I am trying to rekey again, but get the error:

Error posting unseal key: Error making API request.

URL: PUT https://$VAULT_ADDR/v1/sys/rekey-recovery-key/update
Code: 400. Errors:

To Reproduce
Steps to reproduce the behavior:

1. Run vault operator rekey -init -key-shares=4 -key-threshold=4 -pgp-keys="key1.asc,key2.asc,key3.asc,key4.asc" -target=recovery
2. Decrypt encrypted recovery keys
3. Run again vault operator rekey -init -key-shares=4 -key-threshold=4 -pgp-keys="key1.asc,key2.asc,key3.asc,key4.asc" -target=recovery
4. It requires to provide each one of the recovery keys, but in the last step it gives this error:

Error posting unseal key: Error making API request.
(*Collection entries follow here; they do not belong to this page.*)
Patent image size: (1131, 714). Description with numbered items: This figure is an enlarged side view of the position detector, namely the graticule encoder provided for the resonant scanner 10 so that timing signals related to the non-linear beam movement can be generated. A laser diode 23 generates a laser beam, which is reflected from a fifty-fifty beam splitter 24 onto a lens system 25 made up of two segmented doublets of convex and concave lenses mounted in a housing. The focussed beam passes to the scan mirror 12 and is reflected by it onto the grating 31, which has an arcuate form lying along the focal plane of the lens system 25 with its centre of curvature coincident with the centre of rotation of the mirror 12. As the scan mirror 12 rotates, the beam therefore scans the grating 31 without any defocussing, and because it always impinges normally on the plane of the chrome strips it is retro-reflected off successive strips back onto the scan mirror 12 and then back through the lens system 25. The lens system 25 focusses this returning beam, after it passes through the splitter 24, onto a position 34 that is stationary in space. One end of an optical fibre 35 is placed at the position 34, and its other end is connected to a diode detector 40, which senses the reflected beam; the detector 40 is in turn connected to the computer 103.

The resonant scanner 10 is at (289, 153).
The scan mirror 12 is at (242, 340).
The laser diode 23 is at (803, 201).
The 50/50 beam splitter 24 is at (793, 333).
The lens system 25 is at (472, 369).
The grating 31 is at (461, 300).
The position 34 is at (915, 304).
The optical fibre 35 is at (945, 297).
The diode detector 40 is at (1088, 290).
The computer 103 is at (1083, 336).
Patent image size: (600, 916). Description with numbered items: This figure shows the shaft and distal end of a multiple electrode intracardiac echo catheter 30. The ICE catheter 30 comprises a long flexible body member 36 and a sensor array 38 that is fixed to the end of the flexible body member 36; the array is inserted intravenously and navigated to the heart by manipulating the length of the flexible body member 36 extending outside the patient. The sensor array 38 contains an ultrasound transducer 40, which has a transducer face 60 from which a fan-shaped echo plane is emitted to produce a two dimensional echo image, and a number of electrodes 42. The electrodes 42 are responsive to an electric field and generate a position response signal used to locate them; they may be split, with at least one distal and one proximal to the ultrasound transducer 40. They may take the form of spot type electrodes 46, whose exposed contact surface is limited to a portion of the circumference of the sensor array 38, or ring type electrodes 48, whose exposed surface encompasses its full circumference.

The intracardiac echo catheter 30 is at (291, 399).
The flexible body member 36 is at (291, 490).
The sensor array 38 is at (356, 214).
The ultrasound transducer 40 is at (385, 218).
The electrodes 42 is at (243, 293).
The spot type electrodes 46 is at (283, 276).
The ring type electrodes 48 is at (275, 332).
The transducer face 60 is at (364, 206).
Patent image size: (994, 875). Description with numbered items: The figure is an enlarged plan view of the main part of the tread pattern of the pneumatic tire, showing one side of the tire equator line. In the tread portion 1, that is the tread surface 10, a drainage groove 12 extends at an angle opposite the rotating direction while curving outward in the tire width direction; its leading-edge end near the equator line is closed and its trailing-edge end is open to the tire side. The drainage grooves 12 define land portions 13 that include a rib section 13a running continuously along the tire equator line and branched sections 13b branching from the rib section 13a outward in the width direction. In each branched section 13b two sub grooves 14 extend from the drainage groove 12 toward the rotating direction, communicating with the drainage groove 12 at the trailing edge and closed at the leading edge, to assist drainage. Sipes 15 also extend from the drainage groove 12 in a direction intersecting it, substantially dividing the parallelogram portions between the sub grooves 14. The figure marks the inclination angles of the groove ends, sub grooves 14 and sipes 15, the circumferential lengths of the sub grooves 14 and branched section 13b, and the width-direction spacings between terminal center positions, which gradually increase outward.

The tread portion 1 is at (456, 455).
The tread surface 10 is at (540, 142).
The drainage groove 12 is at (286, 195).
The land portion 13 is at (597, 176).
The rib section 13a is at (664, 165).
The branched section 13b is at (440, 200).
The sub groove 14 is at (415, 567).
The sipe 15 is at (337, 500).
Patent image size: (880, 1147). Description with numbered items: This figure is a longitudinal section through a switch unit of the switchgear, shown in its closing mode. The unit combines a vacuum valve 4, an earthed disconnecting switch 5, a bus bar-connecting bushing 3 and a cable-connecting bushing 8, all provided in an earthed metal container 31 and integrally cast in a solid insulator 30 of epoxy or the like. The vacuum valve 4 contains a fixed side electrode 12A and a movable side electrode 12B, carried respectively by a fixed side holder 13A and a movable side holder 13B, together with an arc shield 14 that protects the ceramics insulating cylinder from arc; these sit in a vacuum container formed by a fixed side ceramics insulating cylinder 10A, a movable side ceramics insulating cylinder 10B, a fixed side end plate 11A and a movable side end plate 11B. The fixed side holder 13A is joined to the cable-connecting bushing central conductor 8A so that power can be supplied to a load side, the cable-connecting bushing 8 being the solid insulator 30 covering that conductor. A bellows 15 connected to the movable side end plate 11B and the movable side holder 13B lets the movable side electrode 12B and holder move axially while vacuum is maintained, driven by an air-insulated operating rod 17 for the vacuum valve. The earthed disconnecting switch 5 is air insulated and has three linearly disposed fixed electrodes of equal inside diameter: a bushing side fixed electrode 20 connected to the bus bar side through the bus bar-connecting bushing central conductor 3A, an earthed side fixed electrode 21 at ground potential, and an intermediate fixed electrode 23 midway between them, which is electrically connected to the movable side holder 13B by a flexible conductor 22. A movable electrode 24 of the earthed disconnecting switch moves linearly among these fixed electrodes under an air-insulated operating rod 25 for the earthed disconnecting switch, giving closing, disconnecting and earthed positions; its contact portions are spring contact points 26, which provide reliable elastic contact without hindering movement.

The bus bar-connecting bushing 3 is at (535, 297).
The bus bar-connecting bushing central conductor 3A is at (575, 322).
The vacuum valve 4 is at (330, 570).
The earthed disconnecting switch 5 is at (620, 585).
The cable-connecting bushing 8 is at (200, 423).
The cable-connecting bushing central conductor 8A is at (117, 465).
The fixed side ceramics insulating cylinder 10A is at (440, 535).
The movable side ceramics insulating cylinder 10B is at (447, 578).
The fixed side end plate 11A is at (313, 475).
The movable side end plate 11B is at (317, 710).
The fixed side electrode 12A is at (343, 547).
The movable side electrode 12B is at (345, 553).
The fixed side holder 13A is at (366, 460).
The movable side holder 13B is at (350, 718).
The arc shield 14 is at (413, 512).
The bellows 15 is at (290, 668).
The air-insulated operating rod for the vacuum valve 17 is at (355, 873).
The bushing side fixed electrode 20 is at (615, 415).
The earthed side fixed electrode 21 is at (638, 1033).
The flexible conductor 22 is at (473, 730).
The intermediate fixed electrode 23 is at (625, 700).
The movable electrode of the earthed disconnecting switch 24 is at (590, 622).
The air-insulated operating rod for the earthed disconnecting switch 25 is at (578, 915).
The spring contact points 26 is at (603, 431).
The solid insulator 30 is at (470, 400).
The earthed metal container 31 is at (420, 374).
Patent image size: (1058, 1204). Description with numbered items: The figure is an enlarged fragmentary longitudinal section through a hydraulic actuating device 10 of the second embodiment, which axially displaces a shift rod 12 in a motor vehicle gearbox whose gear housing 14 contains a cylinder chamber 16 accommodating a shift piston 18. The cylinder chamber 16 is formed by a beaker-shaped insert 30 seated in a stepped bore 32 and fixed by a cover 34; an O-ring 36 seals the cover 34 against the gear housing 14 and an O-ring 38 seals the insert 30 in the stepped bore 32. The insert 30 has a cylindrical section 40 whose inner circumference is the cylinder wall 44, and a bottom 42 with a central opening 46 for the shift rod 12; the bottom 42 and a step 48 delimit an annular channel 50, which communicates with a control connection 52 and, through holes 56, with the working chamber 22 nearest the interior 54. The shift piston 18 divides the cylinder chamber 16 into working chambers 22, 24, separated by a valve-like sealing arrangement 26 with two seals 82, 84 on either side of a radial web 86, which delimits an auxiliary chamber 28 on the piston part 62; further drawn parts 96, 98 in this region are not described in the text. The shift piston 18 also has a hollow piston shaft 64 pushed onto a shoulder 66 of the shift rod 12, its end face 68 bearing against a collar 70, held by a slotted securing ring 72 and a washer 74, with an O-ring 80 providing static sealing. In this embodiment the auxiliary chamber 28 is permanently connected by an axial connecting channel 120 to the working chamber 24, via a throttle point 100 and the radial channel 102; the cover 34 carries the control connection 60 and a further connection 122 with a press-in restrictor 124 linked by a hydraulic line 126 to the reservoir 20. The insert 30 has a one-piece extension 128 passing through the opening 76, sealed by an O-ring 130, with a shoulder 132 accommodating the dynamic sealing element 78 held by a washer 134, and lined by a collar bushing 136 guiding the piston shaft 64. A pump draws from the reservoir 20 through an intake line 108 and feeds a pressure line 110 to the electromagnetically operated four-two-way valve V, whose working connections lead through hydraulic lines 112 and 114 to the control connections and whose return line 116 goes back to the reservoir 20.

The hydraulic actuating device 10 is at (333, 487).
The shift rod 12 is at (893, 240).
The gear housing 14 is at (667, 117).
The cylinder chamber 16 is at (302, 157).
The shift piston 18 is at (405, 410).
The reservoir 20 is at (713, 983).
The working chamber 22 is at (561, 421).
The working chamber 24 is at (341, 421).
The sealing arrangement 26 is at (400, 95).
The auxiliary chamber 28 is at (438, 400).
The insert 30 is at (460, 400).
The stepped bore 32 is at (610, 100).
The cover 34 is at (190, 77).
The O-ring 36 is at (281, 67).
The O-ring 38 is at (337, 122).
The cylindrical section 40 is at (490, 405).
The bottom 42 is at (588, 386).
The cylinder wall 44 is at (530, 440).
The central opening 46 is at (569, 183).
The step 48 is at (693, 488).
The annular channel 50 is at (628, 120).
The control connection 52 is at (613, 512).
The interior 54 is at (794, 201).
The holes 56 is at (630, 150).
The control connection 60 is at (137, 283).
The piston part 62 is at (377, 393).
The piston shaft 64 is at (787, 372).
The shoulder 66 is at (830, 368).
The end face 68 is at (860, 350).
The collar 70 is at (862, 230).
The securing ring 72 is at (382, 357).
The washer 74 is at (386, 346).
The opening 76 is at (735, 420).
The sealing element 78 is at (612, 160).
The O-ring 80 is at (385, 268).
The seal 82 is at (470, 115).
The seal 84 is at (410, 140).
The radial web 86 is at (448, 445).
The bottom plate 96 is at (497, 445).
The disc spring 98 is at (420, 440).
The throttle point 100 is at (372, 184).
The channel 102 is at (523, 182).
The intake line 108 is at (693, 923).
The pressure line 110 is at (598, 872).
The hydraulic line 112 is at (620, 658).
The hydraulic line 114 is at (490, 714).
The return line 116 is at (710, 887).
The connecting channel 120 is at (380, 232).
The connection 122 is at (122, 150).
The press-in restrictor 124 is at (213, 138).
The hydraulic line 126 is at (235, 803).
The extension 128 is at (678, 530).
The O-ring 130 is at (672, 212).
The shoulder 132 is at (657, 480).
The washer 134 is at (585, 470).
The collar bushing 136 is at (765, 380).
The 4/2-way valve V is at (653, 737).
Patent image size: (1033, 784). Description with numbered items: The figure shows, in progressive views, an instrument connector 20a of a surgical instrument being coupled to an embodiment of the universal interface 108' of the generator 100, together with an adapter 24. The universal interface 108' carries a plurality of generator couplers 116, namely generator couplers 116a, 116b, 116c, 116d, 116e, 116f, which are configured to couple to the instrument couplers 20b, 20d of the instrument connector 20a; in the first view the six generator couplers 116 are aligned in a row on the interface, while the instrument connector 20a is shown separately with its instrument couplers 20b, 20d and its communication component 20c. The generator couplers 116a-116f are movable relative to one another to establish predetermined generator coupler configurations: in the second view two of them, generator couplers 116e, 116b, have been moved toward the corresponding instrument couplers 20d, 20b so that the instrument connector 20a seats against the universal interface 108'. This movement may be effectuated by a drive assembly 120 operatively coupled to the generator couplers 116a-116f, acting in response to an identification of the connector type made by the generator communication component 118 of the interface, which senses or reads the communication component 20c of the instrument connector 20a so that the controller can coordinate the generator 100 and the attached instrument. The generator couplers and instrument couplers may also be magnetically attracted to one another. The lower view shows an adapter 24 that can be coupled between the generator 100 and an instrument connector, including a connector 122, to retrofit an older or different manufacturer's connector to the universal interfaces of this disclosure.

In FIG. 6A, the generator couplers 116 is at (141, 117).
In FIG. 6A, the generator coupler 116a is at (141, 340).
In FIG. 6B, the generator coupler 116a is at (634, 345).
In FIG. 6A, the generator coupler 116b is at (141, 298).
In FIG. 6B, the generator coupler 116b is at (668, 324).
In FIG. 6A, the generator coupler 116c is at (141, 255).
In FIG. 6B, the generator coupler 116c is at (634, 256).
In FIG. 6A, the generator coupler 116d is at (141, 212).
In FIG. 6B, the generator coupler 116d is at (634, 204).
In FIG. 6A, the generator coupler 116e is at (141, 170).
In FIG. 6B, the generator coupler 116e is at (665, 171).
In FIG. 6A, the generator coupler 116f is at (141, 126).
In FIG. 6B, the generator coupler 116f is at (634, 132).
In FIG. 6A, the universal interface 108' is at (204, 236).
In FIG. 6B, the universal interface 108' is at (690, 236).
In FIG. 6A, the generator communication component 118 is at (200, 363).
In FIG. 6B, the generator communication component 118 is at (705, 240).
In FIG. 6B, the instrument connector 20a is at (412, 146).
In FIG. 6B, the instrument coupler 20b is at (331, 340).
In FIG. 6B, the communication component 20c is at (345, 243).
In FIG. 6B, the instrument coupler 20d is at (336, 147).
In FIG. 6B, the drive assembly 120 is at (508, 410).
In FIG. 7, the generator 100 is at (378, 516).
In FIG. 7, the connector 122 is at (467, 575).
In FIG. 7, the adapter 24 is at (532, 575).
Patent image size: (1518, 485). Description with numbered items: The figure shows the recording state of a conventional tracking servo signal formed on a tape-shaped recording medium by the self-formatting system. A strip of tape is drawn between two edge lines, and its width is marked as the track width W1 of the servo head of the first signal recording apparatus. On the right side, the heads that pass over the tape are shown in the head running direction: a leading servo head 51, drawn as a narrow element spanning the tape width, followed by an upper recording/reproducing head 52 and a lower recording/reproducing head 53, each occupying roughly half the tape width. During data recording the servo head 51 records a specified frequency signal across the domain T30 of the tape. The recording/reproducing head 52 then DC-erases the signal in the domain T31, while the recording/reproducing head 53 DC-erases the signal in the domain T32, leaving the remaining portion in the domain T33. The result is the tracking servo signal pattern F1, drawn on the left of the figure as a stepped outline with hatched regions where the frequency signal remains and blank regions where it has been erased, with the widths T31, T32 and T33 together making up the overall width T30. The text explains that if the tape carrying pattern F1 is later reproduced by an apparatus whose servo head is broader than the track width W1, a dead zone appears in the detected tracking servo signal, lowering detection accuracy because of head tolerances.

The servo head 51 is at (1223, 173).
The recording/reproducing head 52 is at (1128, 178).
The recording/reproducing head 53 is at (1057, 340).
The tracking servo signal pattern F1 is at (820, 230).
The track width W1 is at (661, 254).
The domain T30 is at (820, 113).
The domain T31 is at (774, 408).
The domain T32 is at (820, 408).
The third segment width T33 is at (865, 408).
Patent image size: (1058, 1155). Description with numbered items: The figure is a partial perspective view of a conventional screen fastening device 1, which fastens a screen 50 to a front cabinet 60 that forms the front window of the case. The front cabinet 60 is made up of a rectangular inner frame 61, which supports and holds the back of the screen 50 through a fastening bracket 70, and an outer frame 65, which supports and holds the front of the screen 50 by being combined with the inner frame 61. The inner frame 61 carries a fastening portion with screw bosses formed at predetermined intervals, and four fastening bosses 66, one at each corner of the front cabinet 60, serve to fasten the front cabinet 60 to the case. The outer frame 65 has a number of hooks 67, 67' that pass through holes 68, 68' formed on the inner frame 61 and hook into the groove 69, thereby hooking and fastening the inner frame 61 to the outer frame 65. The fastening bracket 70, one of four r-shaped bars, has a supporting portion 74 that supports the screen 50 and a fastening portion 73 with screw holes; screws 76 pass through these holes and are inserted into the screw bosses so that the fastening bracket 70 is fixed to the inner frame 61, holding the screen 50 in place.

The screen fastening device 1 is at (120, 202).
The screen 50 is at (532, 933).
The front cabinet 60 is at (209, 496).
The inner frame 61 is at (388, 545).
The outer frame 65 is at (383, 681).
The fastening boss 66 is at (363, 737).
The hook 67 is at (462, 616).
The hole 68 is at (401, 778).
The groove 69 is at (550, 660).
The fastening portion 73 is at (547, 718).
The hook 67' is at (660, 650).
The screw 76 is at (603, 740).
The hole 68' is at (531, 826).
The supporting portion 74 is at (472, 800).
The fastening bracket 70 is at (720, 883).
URL: PUT https://$VAULT_ADDR/v1/sys/rekey-recovery-key/update
Code: 400. Errors:

• recovery key verification failed: failed to decrypt encrypted stored keys: error decrypting seal wrapped value
  error decrypting using seal azurekeyvault: ClientSecretCredential authentication failed. FromClientSecret(): http call(https://login.microsoftonline.com//oauth2/v2.0/token)(POST) error: reply status code was 401:
  {"error":"invalid_client","error_description":"AADSTS7000215: Invalid client secret provided. Ensure the secret being sent in the request is the client secret value, not the client secret ID, for a secret added to app '$SERVICE_PRINCIPAL_ID'. Trace ID: $TRACE_ID Correlation ID: $CORRELATION_ID Timestamp: 2025-02-01 17:23:12Z","error_codes":[7000215],"timestamp":"2025-02-01 17:23:12Z","trace_id":"000000","correlation_id": "error_uri":"https://login.microsoftonline.com/error?code=7000215"}
  POST https://login.microsoftonline.com/xxxxxxxx-xxxx-xxxx-xxxx/oauth2/v2.0/token

Expected behavior
From my understanding, it should produce four new recovery keys encrypted with PGP keys provided in the command, maintaining the order.

Environment:

• Vault Server Version (retrieve with vault status): 1.18.1
• Vault CLI Version (retrieve with vault version): 1.18.1
• Server Operating System/Architecture:

Vault server configuration file(s):

seal "azurekeyvault" {
          client_id      = "CLIENT_ID"
          client_secret  = "CLIENT_SECRET"
          tenant_id      = "TENANT_ID"
          vault_name     = "VAULT_NAME"
          key_name       = "KEY_NAME"
        }

Additional context
Add any other context about the problem here.